NRCC climatologists hold weekly phone calls with Cornell Cooperative Extension agents throughout the growing season. During the height of the drought, this network of experts worked to ease the drought’s impact on farmers.
“The drought was a good test for the climate center,” said DeGaetano. “It demonstrated the staff’s nimbleness in designing and implementing new and expanded websites, coordinating and developing workshops and webinars, and distributing frequent updates to stakeholders concerned with the drought’s status.”
Working with Cornell’s Climate Smart Farming group, the NRCC helped create a tool called the Water Deficit Calculator, which gave farmers estimates of the soil water content accessible by crops.
“Part of the work we do is focused on helping people prepare so they can respond more effectively to whatever the weather is going to do,” Borisoff said. “Another part is providing context. When people are struggling and crops are failing, we can say, ‘Yes, it is really bad. It’s the worst drought we’ve had since the 1960s.’”
The drought was just as severe in some parts of Massachusetts, Connecticut and New Hampshire. Some municipalities placed restrictions on water use, while people on private wells saw their water run dry.
“Fisheries folks were concerned – the water levels in certain parts of rivers were so low that fish were getting stuck and a few rivers had to be closed to fishing in order to protect the fish,” Borisoff said. “Firefighters were being impacted because the dry conditions led to fires that were harder to put out.”
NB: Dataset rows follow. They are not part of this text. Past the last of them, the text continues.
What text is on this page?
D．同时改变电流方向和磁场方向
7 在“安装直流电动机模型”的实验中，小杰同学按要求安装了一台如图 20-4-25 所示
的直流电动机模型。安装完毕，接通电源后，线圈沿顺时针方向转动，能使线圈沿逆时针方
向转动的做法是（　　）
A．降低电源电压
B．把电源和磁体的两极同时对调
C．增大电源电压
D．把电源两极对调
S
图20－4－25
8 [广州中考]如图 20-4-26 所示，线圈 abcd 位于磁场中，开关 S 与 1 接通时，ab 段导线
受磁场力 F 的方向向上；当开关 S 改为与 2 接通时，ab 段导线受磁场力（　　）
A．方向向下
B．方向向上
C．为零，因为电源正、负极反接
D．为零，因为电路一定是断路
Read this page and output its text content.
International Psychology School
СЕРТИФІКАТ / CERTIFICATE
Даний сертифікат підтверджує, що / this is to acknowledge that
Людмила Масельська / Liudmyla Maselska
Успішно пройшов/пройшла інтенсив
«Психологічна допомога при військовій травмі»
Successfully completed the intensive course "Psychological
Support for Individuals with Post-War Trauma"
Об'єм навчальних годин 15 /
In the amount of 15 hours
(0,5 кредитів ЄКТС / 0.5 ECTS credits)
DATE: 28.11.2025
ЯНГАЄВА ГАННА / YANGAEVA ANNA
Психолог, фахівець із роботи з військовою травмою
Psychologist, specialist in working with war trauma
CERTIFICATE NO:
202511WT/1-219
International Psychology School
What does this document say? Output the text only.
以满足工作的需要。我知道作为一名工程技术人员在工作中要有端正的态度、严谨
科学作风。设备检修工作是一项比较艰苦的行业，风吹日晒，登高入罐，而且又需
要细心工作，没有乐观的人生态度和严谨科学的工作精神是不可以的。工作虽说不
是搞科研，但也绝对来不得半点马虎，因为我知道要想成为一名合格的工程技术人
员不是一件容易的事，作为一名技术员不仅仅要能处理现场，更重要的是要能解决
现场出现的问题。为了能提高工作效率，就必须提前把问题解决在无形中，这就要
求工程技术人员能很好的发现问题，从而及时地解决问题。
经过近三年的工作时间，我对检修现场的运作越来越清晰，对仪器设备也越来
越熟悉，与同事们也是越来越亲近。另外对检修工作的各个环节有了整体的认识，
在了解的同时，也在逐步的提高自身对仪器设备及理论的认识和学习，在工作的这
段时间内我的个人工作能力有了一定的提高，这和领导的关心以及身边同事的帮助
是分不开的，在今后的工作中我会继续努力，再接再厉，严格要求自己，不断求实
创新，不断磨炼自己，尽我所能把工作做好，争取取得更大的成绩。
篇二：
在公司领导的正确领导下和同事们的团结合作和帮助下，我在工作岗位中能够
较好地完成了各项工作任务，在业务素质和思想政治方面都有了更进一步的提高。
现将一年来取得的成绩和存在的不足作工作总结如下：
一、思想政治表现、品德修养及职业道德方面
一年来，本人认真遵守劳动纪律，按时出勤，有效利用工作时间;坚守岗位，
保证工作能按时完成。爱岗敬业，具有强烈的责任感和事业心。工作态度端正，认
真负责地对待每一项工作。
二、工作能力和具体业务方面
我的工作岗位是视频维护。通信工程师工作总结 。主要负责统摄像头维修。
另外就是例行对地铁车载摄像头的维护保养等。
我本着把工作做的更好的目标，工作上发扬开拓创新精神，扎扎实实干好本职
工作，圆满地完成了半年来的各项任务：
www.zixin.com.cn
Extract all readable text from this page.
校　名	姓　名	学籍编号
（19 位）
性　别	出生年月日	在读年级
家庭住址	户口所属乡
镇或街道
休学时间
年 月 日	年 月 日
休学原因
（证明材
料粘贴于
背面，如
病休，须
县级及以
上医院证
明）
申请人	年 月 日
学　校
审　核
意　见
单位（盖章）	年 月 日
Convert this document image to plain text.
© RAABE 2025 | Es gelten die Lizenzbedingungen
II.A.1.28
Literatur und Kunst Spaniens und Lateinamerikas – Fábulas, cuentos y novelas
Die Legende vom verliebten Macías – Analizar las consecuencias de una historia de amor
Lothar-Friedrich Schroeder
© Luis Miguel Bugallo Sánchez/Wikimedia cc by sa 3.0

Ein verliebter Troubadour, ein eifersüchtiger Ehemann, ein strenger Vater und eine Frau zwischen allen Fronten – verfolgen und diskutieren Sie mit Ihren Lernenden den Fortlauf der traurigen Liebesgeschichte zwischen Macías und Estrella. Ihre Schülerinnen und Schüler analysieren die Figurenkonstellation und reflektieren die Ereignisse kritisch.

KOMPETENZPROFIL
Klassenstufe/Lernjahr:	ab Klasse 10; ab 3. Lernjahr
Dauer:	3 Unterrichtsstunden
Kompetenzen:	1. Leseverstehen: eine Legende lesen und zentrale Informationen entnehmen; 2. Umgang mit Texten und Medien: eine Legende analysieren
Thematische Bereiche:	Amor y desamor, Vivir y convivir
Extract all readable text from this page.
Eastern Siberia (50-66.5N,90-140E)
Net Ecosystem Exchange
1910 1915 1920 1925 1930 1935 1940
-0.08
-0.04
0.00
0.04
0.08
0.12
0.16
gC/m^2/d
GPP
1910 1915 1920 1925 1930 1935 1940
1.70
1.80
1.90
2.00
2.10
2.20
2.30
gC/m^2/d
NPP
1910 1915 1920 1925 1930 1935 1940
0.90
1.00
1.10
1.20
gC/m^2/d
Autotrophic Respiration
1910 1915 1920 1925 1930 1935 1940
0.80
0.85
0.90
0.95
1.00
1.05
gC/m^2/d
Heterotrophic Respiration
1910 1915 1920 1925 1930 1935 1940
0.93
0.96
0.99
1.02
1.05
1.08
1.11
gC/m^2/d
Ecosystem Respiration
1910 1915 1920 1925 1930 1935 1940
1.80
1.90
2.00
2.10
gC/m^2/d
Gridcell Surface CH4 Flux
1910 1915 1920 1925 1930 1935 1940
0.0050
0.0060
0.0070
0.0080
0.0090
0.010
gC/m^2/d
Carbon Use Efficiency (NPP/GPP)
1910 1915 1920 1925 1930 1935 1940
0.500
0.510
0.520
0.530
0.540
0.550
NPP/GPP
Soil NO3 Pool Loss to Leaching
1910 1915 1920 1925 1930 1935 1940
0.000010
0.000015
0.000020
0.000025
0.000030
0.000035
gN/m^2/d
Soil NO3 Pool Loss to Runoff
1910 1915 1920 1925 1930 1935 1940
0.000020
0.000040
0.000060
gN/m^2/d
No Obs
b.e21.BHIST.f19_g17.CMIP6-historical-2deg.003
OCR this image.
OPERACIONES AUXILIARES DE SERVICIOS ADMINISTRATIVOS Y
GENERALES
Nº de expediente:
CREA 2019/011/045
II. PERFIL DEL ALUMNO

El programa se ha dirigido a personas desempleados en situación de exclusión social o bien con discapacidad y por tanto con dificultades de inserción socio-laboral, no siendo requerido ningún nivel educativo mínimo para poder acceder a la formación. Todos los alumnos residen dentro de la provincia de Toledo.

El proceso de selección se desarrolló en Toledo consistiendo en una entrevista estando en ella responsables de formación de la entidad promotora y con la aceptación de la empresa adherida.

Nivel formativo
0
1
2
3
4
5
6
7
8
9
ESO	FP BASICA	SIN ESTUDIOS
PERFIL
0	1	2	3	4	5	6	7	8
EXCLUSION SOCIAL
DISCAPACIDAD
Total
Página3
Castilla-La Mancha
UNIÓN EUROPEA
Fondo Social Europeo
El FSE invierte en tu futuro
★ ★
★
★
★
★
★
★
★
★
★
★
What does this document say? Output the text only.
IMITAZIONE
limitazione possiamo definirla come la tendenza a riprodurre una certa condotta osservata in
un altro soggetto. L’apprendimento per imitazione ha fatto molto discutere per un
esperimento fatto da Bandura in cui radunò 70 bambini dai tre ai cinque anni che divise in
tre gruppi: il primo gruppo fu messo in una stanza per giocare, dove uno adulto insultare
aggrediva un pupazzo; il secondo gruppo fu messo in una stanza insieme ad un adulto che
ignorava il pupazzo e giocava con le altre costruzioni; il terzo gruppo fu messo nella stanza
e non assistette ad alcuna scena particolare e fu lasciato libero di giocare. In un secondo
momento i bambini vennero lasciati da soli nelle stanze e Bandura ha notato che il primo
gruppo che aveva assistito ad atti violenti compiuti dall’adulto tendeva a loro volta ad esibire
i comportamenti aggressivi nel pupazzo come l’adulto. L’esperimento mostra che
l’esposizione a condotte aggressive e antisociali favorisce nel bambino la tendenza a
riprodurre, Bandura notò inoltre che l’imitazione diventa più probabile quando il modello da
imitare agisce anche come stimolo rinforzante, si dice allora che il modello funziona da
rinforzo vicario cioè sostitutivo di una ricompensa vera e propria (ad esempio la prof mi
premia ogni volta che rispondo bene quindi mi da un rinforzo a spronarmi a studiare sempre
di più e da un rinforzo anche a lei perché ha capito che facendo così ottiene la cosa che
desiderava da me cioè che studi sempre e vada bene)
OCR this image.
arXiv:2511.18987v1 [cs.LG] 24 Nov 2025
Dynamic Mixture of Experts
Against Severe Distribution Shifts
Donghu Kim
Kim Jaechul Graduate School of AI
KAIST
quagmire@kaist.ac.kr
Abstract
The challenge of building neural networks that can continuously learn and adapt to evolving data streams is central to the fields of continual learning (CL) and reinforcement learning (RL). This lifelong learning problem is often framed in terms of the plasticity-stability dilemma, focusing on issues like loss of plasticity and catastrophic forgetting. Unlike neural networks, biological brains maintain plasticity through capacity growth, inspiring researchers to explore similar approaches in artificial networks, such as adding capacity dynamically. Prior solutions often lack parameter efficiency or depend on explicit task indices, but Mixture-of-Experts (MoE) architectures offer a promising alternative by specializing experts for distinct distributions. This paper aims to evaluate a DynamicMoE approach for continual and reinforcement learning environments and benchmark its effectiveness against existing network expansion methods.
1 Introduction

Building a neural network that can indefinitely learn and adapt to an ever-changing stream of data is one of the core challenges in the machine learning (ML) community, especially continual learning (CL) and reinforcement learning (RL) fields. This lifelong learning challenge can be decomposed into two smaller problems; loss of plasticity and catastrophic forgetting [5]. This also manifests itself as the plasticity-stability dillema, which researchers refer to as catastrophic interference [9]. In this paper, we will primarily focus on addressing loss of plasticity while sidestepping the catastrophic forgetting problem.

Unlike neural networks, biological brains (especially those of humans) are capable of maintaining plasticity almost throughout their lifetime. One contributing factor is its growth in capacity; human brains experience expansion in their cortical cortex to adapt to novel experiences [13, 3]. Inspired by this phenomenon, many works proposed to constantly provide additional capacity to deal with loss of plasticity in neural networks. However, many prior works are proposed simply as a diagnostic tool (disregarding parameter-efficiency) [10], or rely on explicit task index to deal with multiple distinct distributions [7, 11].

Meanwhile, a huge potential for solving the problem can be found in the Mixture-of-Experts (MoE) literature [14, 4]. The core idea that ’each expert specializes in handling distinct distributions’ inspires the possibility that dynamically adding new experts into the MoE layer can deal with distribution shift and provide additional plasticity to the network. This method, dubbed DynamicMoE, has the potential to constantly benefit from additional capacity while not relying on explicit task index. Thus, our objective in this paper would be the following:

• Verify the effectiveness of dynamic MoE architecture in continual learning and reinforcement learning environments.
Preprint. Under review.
In the aftermath of the worst drought in 50 years, climatologists across the Northeast are working to figure out how they can improve response to the next drought. This could include improving top-down communications, such as creating a drought early warning system, as well as strengthening bottom-up information sharing, such as crowd-sourcing water data from farmers and people on private wells.
“We expect with climate change to see these short-term droughts occur more often,” Spaccio said. “All it takes is one season, and especially when it hits during the growing season, to have big impacts.”
Krisy Gashler is a freelance writer for the College of Agriculture and Life Sciences.